Bhubaneswar: The children cannot come to school but schools can go home. The state-based CSOs working on education have urged the Odisha government to clarify mechanisms and modus-operandi of recently announced ‘Shiksha Samparka’ scheme and to initiate remedial classes to bridge the learning gap among children.
As per the government report, there are only 2.2 million school children out of around 6 million, who could get the benefit from the state government’s online classes such as ‘Shiksha Sanjog’, due to the lack of required digital resources, poor teledensity and lack of available internet infrastructure in rural Odisha.
At present, the CSOs are running remedial classes at 359 centres in 15 operational districts where there is a large chunk of the tribal and Dalit population. Mostly, they run remedial classes in clubhouses, community-centres nearby their habitations with a maximum of five to six children. Subsequently, they have engaged around 300 local youths along with their 87 community members who take a two-hour class.
“The Sikkim Government’s homeschooling model is something which Odisha government can think of replicating it. Under their homeschooling model, teachers will visit students’ houses with all resources to teach them. Also, the education department of Sikkim has meticulously mapped out the location of every government school teacher and has assigned them areas,” said a CSO member.
“A teacher living in a village may be employed in another village or district. But now they are asking their counterpart in that village to take over their students and vice versa. Why the Odisha government cannot adopt a similar sort of that practice?” asks Anjan Pradhan, of Odisha Shramajeebee Mancha.
The pupil-teacher ratio is also something that remains a bone of contention in Odisha. In February 2020, Odisha School and Mass Education minister Samir Ranjan Dash informed the Odisha Assembly that of the 46,332 primary and upper primary schools, 18,589 do not have headmasters. In 8,076 high schools, there is a vacancy of 11,588 assistant teachers. Therefore, engaging local educated youths as volunteers will be a viable option to fill the existing pupil-teachers ratio gap.
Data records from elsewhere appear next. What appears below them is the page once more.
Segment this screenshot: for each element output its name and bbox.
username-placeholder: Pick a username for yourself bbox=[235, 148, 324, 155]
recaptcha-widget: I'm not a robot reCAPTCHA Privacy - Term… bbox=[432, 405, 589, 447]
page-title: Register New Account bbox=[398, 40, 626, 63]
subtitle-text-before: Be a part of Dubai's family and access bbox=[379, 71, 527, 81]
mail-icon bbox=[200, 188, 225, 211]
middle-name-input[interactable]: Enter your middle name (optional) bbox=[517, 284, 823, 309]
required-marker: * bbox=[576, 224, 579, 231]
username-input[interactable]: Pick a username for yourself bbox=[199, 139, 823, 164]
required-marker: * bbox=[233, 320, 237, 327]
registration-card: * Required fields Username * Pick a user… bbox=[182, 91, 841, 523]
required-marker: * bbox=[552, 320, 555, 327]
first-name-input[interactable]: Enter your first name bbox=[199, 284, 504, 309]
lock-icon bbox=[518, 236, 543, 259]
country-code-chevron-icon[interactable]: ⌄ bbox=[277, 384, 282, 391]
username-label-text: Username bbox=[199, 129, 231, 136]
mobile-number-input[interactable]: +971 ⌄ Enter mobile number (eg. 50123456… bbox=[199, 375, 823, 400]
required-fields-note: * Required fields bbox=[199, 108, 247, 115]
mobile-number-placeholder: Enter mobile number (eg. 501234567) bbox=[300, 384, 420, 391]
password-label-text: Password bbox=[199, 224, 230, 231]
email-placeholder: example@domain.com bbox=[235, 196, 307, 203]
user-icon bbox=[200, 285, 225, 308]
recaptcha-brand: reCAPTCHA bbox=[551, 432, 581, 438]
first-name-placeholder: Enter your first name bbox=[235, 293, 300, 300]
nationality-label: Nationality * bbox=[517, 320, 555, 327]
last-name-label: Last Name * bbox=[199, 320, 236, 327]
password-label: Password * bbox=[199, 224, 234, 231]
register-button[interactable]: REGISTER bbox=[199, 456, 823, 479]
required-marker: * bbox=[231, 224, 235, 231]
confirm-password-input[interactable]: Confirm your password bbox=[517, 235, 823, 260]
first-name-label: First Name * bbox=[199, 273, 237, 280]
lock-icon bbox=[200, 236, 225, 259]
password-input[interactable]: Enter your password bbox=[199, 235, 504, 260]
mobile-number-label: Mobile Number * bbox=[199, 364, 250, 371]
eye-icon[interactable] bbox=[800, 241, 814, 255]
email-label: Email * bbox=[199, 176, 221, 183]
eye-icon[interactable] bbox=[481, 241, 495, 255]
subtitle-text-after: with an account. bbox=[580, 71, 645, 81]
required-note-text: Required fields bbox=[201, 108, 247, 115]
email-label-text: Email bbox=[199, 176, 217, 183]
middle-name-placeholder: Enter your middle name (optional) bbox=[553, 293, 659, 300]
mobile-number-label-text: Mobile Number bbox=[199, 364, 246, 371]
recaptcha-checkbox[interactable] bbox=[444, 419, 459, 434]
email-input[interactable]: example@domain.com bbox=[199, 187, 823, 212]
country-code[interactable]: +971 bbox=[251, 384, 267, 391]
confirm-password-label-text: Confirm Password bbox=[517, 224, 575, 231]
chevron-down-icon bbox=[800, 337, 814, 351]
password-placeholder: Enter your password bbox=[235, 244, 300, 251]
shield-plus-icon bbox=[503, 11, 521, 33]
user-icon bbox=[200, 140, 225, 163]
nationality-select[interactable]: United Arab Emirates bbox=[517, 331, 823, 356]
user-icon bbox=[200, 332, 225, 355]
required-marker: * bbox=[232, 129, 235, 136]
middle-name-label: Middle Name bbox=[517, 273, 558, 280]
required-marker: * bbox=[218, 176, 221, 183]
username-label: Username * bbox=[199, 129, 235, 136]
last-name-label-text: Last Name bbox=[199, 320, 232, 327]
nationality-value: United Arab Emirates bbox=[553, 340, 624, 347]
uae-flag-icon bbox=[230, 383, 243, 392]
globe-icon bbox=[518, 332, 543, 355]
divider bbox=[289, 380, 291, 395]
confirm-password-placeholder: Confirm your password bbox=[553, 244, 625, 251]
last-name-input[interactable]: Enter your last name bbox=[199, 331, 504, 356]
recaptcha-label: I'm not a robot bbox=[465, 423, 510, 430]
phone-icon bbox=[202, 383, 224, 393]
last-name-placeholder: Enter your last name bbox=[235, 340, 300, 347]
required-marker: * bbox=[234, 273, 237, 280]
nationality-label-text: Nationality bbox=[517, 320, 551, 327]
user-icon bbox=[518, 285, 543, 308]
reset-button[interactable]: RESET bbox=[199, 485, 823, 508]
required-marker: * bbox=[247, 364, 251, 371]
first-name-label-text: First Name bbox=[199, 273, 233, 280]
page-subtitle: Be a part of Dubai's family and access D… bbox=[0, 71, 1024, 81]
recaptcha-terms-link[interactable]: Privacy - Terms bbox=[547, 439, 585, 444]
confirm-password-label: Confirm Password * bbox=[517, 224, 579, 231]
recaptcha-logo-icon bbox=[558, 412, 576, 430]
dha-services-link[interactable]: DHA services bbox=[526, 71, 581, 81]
The National Achievement Survey(NAS) conducted by the NCERT in 2018 found that only 53 pc of students in Odisha were able to answer questions on the basic competencies correctly. Similarly, the Annual Status of Education Report (ASER) (Rural), 2018 revealed that only 33.1 pc students of Class V could recognise numbers between 10 and 99 while just 24.5 pc could do subtraction. “The startling statistics call for doorstep remedial classes for the low performing students so that they can catch up with their peers when they return to school after reopening and there can be no better opportunity than this lockdown to start the remedial classes”, said Ruchi Kashyap, of Atmashakti Trust.